2.6 The Zygon Who Fell To Earth by Paul Magrs. Drivel. Attempts at humour fall flat again and again (though Malcolm Stoddard and Tim Brooke Taylor do their best with what little they have to work with). And, whaddya know, the only woman in the cast (other than Sheridan Smith) has her throat ripped out by a Zygon, only to survive as a male pretending to be a human female. (Am I missing something here?) The plot is painfully obvious, the dialogue a litany of stating-the-obvious and the love theme frankly embarrassing. Worst of all, the Zygons, one of the finest alien creations of the Tom Baker era, are rendered utterly ridiculous as you listen ("Milk the Skarasen!"). 1/10

2.7 Sisters of the Flame / Vengeance of Morbius by Nicholas Briggs. "Something terrible is happening in the universe. Any knowledge of it could be deadly..." is a bit of a cliche. "The survival of the Time Lords and the whole universe of space and time..." is another. As is an ugly-looking centipede turning out to be a good guy while a nice-sounding human female is actually a baddie. Lucie's lasting effect on said centipede, Rosto, is completely unconvincing and another one for the cliche list. Add a formerly defunct enemy not being dead. (No matter how totally expired a Doctor Who villain appears to be, they're never more than the stroke of a pen away if desperation dictates.
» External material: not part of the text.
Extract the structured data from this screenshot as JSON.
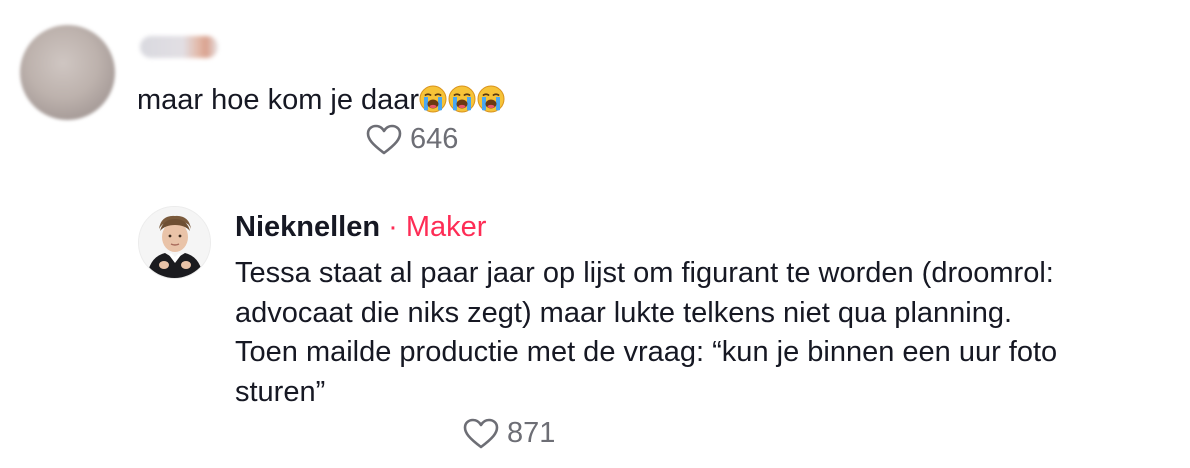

The morally ambiguous Sisterhood of Karn also turn up and promptly do very little other than talk.) There are a lot more cliches throughout these two discs - a lot - though, to be fair, I think it's meant to be like that.

The second disc starts with a seven minute long re-exposition of the first disc, with a plot recap of The Brain of Morbius thrown in for good measure. And this is the story's real weakness: apart from at the very end, there's very little in the way of action. (The Doctor and Lucie in the dispersion chamber seems intended as something of a break from the verbiage but manages to be totally devoid of any suspense.) It's all very fact-fact-fact-fact and there's an ocean of technobabble.

On the plus side, Samuel West is brilliant as Morbius (when he finally turns up - for the last 25 minutes) but this is more than compensated for by Kenneth Colley's inexplicably daft performance as Zarodnix (as if someone had told him the way to 'do' a Who villain but hadn't done a very good job) and by the eponymous Sisters, as poorly realised as their inclusion is ultimately pointless. For the first and only time in the NEDAs, Paul McGann slips below the level we have come to expect and who can blame him? This is humourless in the extreme (apart from an unintentionally laughable fanfare) with not one glimmer of wit. Jokes, yes, funny ones, no.

If this is for an older audience, then it adds nothing to the myth of Morbius or to Doctor Who in general. If it's for a younger, TV audience then why should they care about any of it? Dull, dull, dull, dull, dull. 2/10

Series Two is an infuriating set of stories, effortlessly careering between brilliance and tedium. What is worrying is that the producers can't seem to tell the difference.